Nicholas emerges as an idealistic, erratic, rather incompetent character. He instilled in his eldest son, Leandro, a profound commitment to humanist ideals and personal integrity, which was realised in Leandro's decision to marry the Aboriginal mother of his son, and to treat as his own her three full-blood children.

He and the Ngadjon woman, Kitty Clarke, had four more children before she died in childbirth at Christmas Creek in north Queensland.

This is a big, awkward, fascinating book, unwieldly and at times cluttered with characters whose lives are peripheral to the central narrative. In her desire to cover every aspect of the lives of the Illins and their descendants the author has sacrificed narrative thread for detail, sometimes to the detriment of clarity. However, one is left with a strong impression of the strange multiple histories that make up Australian society.

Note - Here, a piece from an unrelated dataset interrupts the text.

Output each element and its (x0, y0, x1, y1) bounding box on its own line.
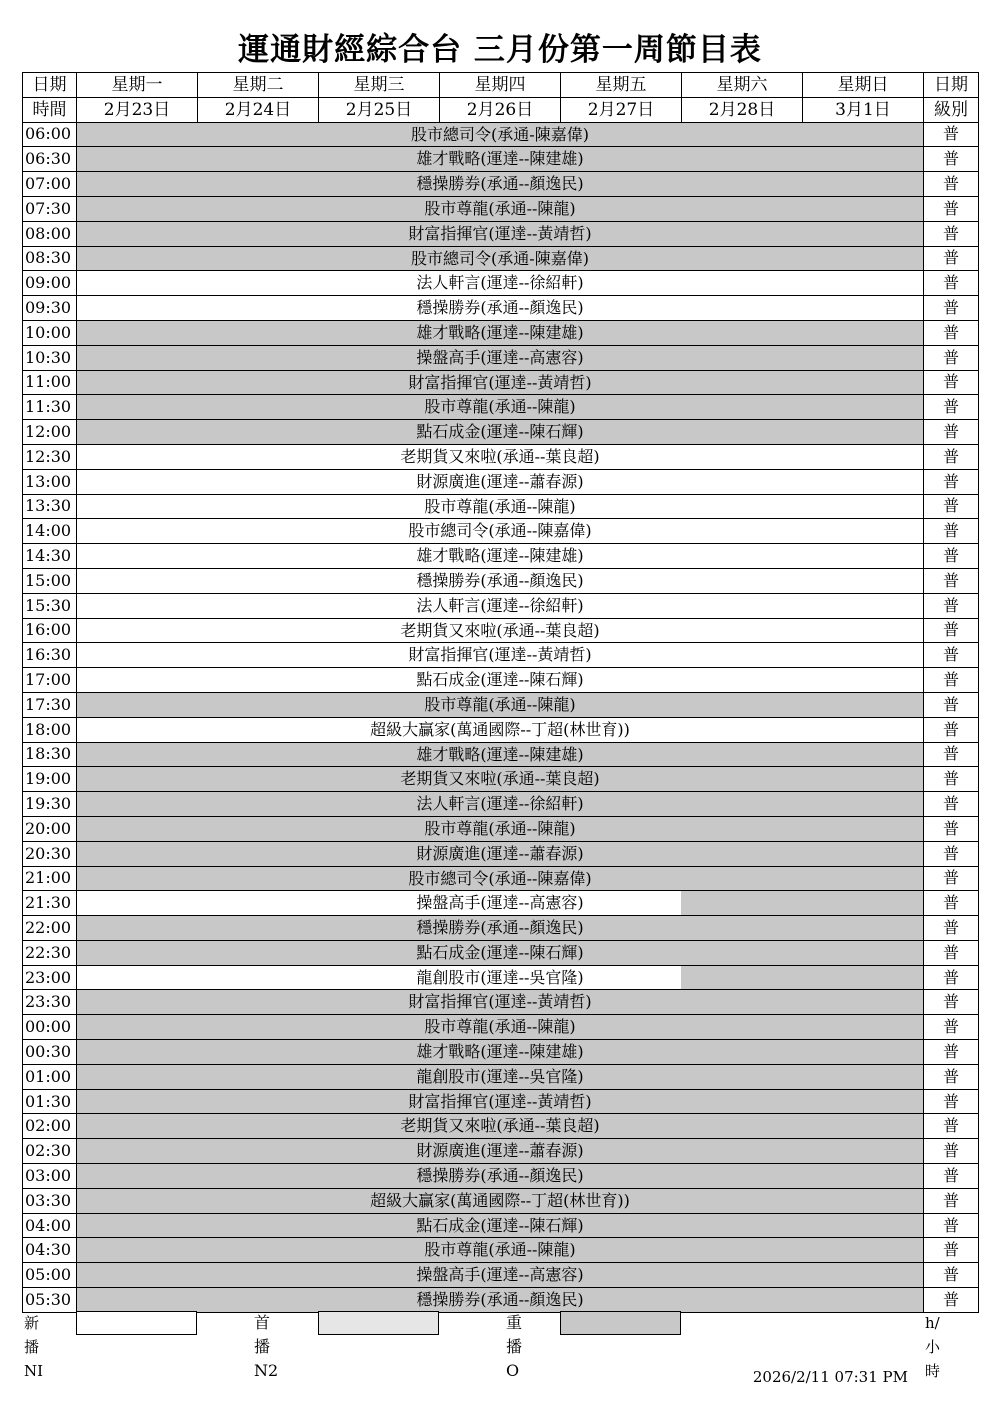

It is the story of the intersections between the pioneer settlers in the wet forested tableland country, its Aboriginal population, and the ideologies and revolutions of Eastern Europe. It gives a glimpse into the prejudice, racism, pragmatism, stoicism and generosity of Australian society in the early part of the century, and the appalling inequities of the government policies towards both Aboriginal and migrant Australians.

Henri Gilbert, who walks for a wager and in no way challenges us, encounters assistance, admiration and goodwill, and passes through leaving almost without trace.

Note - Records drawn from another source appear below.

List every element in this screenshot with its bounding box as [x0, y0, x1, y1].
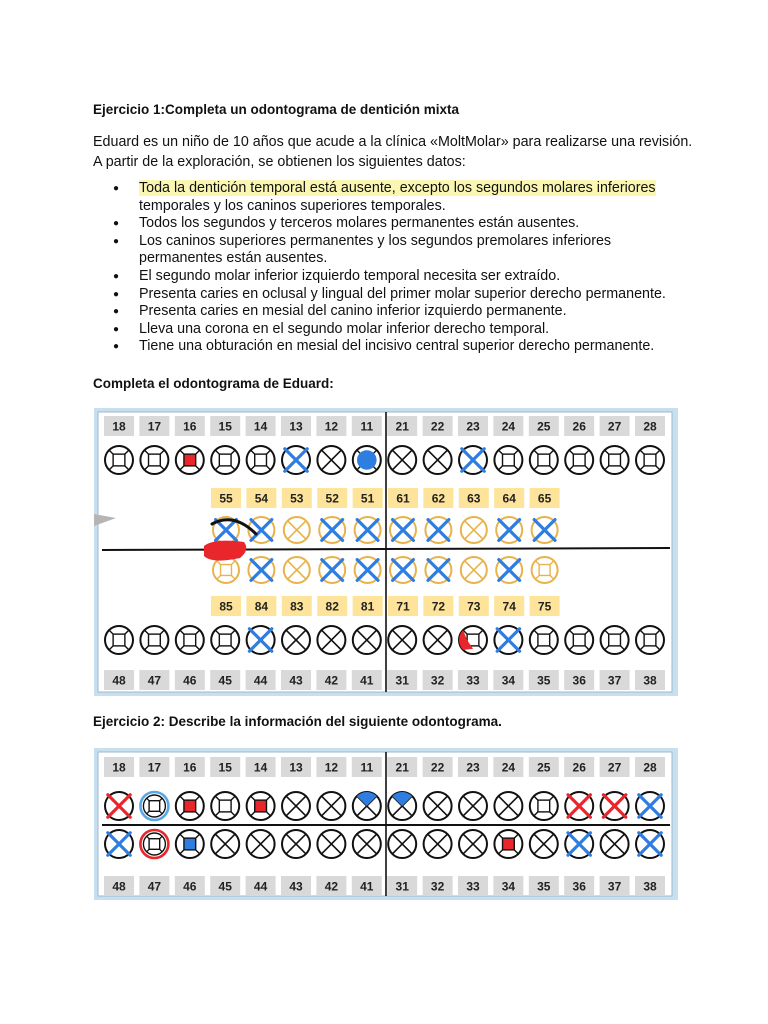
- tooth-x-icon[interactable]: [459, 792, 487, 820]
- tooth-x-icon[interactable]: [317, 830, 345, 858]
- tooth-number: 61: [396, 491, 410, 506]
- tooth-x-blue-icon[interactable]: [319, 557, 345, 583]
- tooth-sq-icon[interactable]: [601, 626, 629, 654]
- tooth-number: 48: [112, 879, 126, 894]
- tooth-number: 37: [607, 673, 622, 688]
- tooth-x-red-icon[interactable]: [601, 792, 629, 820]
- tooth-number: 52: [325, 491, 339, 506]
- tooth-number: 85: [219, 599, 233, 614]
- red-marker-annotation: [204, 541, 246, 561]
- tooth-number: 44: [253, 673, 268, 688]
- exercise2-title: Ejercicio 2: Describe la información del siguiente odontograma.: [93, 714, 502, 729]
- tooth-sq-red-icon[interactable]: [176, 792, 204, 820]
- tooth-sq-gold-icon[interactable]: [213, 557, 239, 583]
- tooth-number: 18: [112, 760, 126, 775]
- tooth-number: 65: [537, 491, 552, 506]
- tooth-x-icon[interactable]: [211, 830, 239, 858]
- tooth-x-icon[interactable]: [317, 626, 345, 654]
- tooth-number: 35: [537, 879, 551, 894]
- tooth-number: 36: [572, 879, 586, 894]
- tooth-number: 27: [607, 419, 622, 434]
- tooth-x-icon[interactable]: [601, 830, 629, 858]
- bullet-text: Presenta caries en mesial del canino inferior izquierdo permanente.: [139, 303, 567, 320]
- tooth-sq-icon[interactable]: [494, 446, 522, 474]
- bullet-dot-icon: ●: [113, 288, 120, 300]
- tooth-number: 34: [501, 673, 516, 688]
- exercise1-subtitle: Completa el odontograma de Eduard:: [93, 376, 334, 391]
- tooth-number: 48: [112, 673, 126, 688]
- tooth-number: 24: [501, 419, 516, 434]
- tooth-number: 28: [643, 419, 657, 434]
- tooth-sq-gold-icon[interactable]: [532, 557, 558, 583]
- tooth-x-icon[interactable]: [388, 446, 416, 474]
- tooth-number: 33: [466, 879, 480, 894]
- tooth-x-icon[interactable]: [388, 626, 416, 654]
- tooth-sq-icon[interactable]: [565, 626, 593, 654]
- tooth-x-icon[interactable]: [424, 792, 452, 820]
- tooth-number: 16: [183, 419, 197, 434]
- tooth-number: 47: [147, 673, 162, 688]
- tooth-number: 55: [219, 491, 233, 506]
- tooth-sq-red-icon[interactable]: [176, 446, 204, 474]
- tooth-x-blue-icon[interactable]: [248, 557, 274, 583]
- tooth-x-blue-icon[interactable]: [355, 517, 381, 543]
- tooth-number: 54: [254, 491, 269, 506]
- tooth-sq-blue-icon[interactable]: [176, 830, 204, 858]
- tooth-number: 21: [395, 419, 409, 434]
- tooth-number: 27: [607, 760, 622, 775]
- tooth-number: 38: [643, 673, 657, 688]
- tooth-number: 45: [218, 673, 232, 688]
- bullet-item: [93, 180, 693, 215]
- tooth-number: 14: [253, 419, 268, 434]
- bullet-text: Toda la dentición temporal está ausente, excepto los segundos molares inferiores: [139, 180, 656, 196]
- tooth-number: 17: [147, 419, 162, 434]
- tooth-number: 82: [325, 599, 339, 614]
- tooth-number: 11: [360, 419, 374, 434]
- bullet-item: [93, 303, 693, 321]
- tooth-number: 28: [643, 760, 657, 775]
- tooth-sq-icon[interactable]: [601, 446, 629, 474]
- tooth-x-blue-top-icon[interactable]: [388, 792, 416, 820]
- exercise1-title: Ejercicio 1:Completa un odontograma de dentición mixta: [93, 102, 460, 117]
- tooth-x-gold-icon[interactable]: [461, 517, 487, 543]
- tooth-number: 13: [289, 419, 303, 434]
- tooth-x-blue-icon[interactable]: [247, 626, 275, 654]
- tooth-number: 32: [430, 879, 445, 894]
- tooth-number: 32: [430, 673, 445, 688]
- tooth-number: 31: [395, 673, 409, 688]
- odontogram-exercise-2[interactable]: [94, 748, 678, 900]
- tooth-number: 25: [537, 760, 551, 775]
- tooth-number: 62: [431, 491, 446, 506]
- tooth-sq-icon[interactable]: [636, 446, 664, 474]
- tooth-number: 47: [147, 879, 162, 894]
- tooth-number: 35: [537, 673, 551, 688]
- tooth-number: 33: [466, 673, 480, 688]
- tooth-x-blue-icon[interactable]: [496, 557, 522, 583]
- tooth-number: 23: [466, 760, 480, 775]
- bullet-dot-icon: ●: [113, 341, 120, 353]
- tooth-sq-icon[interactable]: [247, 446, 275, 474]
- tooth-number: 51: [360, 491, 375, 506]
- tooth-number: 36: [572, 673, 586, 688]
- tooth-x-blue-icon[interactable]: [282, 446, 310, 474]
- tooth-x-blue-icon[interactable]: [636, 792, 664, 820]
- tooth-number: 34: [501, 879, 516, 894]
- tooth-x-blue-icon[interactable]: [390, 517, 416, 543]
- tooth-x-red-icon[interactable]: [105, 792, 133, 820]
- tooth-x-blue-icon[interactable]: [425, 517, 451, 543]
- tooth-x-icon[interactable]: [282, 792, 310, 820]
- tooth-x-blue-icon[interactable]: [496, 517, 522, 543]
- tooth-number: 22: [430, 760, 445, 775]
- tooth-sq-icon[interactable]: [530, 446, 558, 474]
- tooth-sq-icon[interactable]: [565, 446, 593, 474]
- tooth-number: 42: [324, 879, 339, 894]
- bullet-item: [93, 233, 693, 268]
- tooth-x-blue-icon[interactable]: [565, 830, 593, 858]
- bullet-dot-icon: ●: [113, 306, 120, 318]
- tooth-number: 83: [290, 599, 304, 614]
- tooth-x-blue-icon[interactable]: [425, 557, 451, 583]
- tooth-number: 41: [360, 673, 374, 688]
- bullet-text: Los caninos superiores permanentes y los segundos premolares inferiores permanentes están ausentes.: [139, 232, 612, 267]
- tooth-x-blue-icon[interactable]: [494, 626, 522, 654]
- odontogram-mixed-dentition[interactable]: [94, 408, 678, 696]
- tooth-number: 43: [289, 879, 303, 894]
- tooth-sq-icon[interactable]: [140, 626, 168, 654]
- tooth-x-gold-icon[interactable]: [284, 517, 310, 543]
- tooth-x-icon[interactable]: [353, 830, 381, 858]
- tooth-sq-icon[interactable]: [636, 626, 664, 654]
- tooth-sq-icon[interactable]: [140, 446, 168, 474]
- tooth-x-icon[interactable]: [530, 830, 558, 858]
- tooth-number: 26: [572, 419, 586, 434]
- tooth-number: 12: [324, 419, 339, 434]
- tooth-number: 31: [395, 879, 409, 894]
- tooth-number: 44: [253, 879, 268, 894]
- tooth-sq-icon[interactable]: [530, 626, 558, 654]
- tooth-number: 72: [431, 599, 446, 614]
- tooth-dot-blue-icon[interactable]: [353, 446, 381, 474]
- bullet-dot-icon: ●: [113, 270, 120, 282]
- bullet-text: temporales y los caninos superiores temporales.: [139, 197, 446, 214]
- tooth-x-icon[interactable]: [388, 830, 416, 858]
- tooth-sq-icon[interactable]: [105, 446, 133, 474]
- tooth-wedge-red-icon[interactable]: [459, 626, 487, 654]
- tooth-number: 13: [289, 760, 303, 775]
- exercise1-intro: Eduard es un niño de 10 años que acude a la clínica «MoltMolar» para realizarse una revisión. A partir de la exploración, se obtienen los siguientes datos:: [93, 134, 693, 170]
- tooth-x-gold-icon[interactable]: [284, 557, 310, 583]
- tooth-x-icon[interactable]: [282, 626, 310, 654]
- bullet-dot-icon: ●: [113, 183, 120, 194]
- exercise1-bullet-list: [93, 180, 693, 356]
- tooth-number: 26: [572, 760, 586, 775]
- tooth-number: 74: [502, 599, 516, 614]
- tooth-sq-icon[interactable]: [211, 446, 239, 474]
- tooth-number: 46: [183, 879, 197, 894]
- tooth-x-icon[interactable]: [494, 792, 522, 820]
- tooth-x-blue-icon[interactable]: [459, 446, 487, 474]
- bullet-item: [93, 286, 693, 304]
- tooth-number: 17: [147, 760, 162, 775]
- bullet-text: El segundo molar inferior izquierdo temporal necesita ser extraído.: [139, 267, 561, 284]
- tooth-x-icon[interactable]: [353, 626, 381, 654]
- tooth-x-blue-top-icon[interactable]: [353, 792, 381, 820]
- tooth-x-icon[interactable]: [424, 626, 452, 654]
- tooth-number: 23: [466, 419, 480, 434]
- tooth-number: 16: [183, 760, 197, 775]
- tooth-ring-red-icon[interactable]: [140, 830, 168, 858]
- bullet-dot-icon: ●: [113, 323, 120, 335]
- tooth-number: 71: [396, 599, 410, 614]
- tooth-number: 75: [537, 599, 552, 614]
- tooth-number: 18: [112, 419, 126, 434]
- bullet-item: [93, 268, 693, 286]
- tooth-number: 14: [253, 760, 268, 775]
- tooth-x-icon[interactable]: [317, 792, 345, 820]
- tooth-number: 25: [537, 419, 551, 434]
- bullet-item: [93, 321, 693, 339]
- bullet-item: [93, 338, 693, 356]
- tooth-number: 42: [324, 673, 339, 688]
- tooth-sq-red-icon[interactable]: [494, 830, 522, 858]
- bullet-item: [93, 215, 693, 233]
- tooth-number: 64: [502, 491, 516, 506]
- tooth-x-blue-icon[interactable]: [390, 557, 416, 583]
- tooth-number: 15: [218, 760, 232, 775]
- tooth-x-blue-icon[interactable]: [532, 517, 558, 543]
- tooth-number: 84: [254, 599, 269, 614]
- bullet-text: Tiene una obturación en mesial del incisivo central superior derecho permanente.: [139, 338, 655, 355]
- tooth-x-blue-icon[interactable]: [319, 517, 345, 543]
- tooth-number: 41: [360, 879, 374, 894]
- tooth-sq-icon[interactable]: [211, 626, 239, 654]
- tooth-ring-blue-icon[interactable]: [140, 792, 168, 820]
- tooth-x-blue-icon[interactable]: [105, 830, 133, 858]
- tooth-x-red-icon[interactable]: [565, 792, 593, 820]
- tooth-x-blue-icon[interactable]: [636, 830, 664, 858]
- bullet-dot-icon: ●: [113, 218, 120, 230]
- tooth-number: 12: [324, 760, 339, 775]
- tooth-number: 46: [183, 673, 197, 688]
- tooth-x-icon[interactable]: [424, 830, 452, 858]
- tooth-number: 43: [289, 673, 303, 688]
- tooth-number: 53: [290, 491, 304, 506]
- tooth-number: 22: [430, 419, 445, 434]
- tooth-number: 37: [607, 879, 622, 894]
- tooth-sq-red-icon[interactable]: [247, 792, 275, 820]
- bullet-text: Lleva una corona en el segundo molar inferior derecho temporal.: [139, 320, 550, 337]
- tooth-number: 45: [218, 879, 232, 894]
- tooth-number: 81: [360, 599, 375, 614]
- tooth-x-icon[interactable]: [459, 830, 487, 858]
- tooth-number: 38: [643, 879, 657, 894]
- tooth-sq-icon[interactable]: [530, 792, 558, 820]
- tooth-sq-icon[interactable]: [211, 792, 239, 820]
- tooth-number: 21: [395, 760, 409, 775]
- tooth-number: 11: [360, 760, 374, 775]
- bullet-text: Todos los segundos y terceros molares permanentes están ausentes.: [139, 215, 580, 232]
- tooth-number: 73: [467, 599, 481, 614]
- tooth-number: 24: [501, 760, 516, 775]
- tooth-x-icon[interactable]: [247, 830, 275, 858]
- tooth-number: 63: [467, 491, 481, 506]
- tooth-x-icon[interactable]: [282, 830, 310, 858]
- tooth-x-icon[interactable]: [424, 446, 452, 474]
- tooth-x-blue-icon[interactable]: [355, 557, 381, 583]
- tooth-x-gold-icon[interactable]: [461, 557, 487, 583]
- bullet-text: Presenta caries en oclusal y lingual del primer molar superior derecho permanente.: [139, 285, 666, 302]
- bullet-dot-icon: ●: [113, 235, 120, 247]
- tooth-number: 15: [218, 419, 232, 434]
- tooth-sq-icon[interactable]: [105, 626, 133, 654]
- tooth-sq-icon[interactable]: [176, 626, 204, 654]
- tooth-x-icon[interactable]: [317, 446, 345, 474]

Leandro Illin stays, marries an Aboriginal woman, leaves behind a growing number of descendants of mixed Russian and Aboriginal heritage and a fund of increasingly mythologised memories. He slips into that awkward space that challenges the social conventions and bureaucratic authority of the time. He is culturally alien, opinionated, passionate, poor, beyond the pale. He occupies a clear ethical space few of us are prepared to attempt, and his story is deeply pertinent to the conflicts and challenges we face today.

Govor is so deeply engaged in her material that one feels her own seduction by its mythical properties. It is, however, a story that is rich and strange and sad, and is a significant contribution to the ever-deepening seam of cultural and historic legacies that make up contemporary Australia.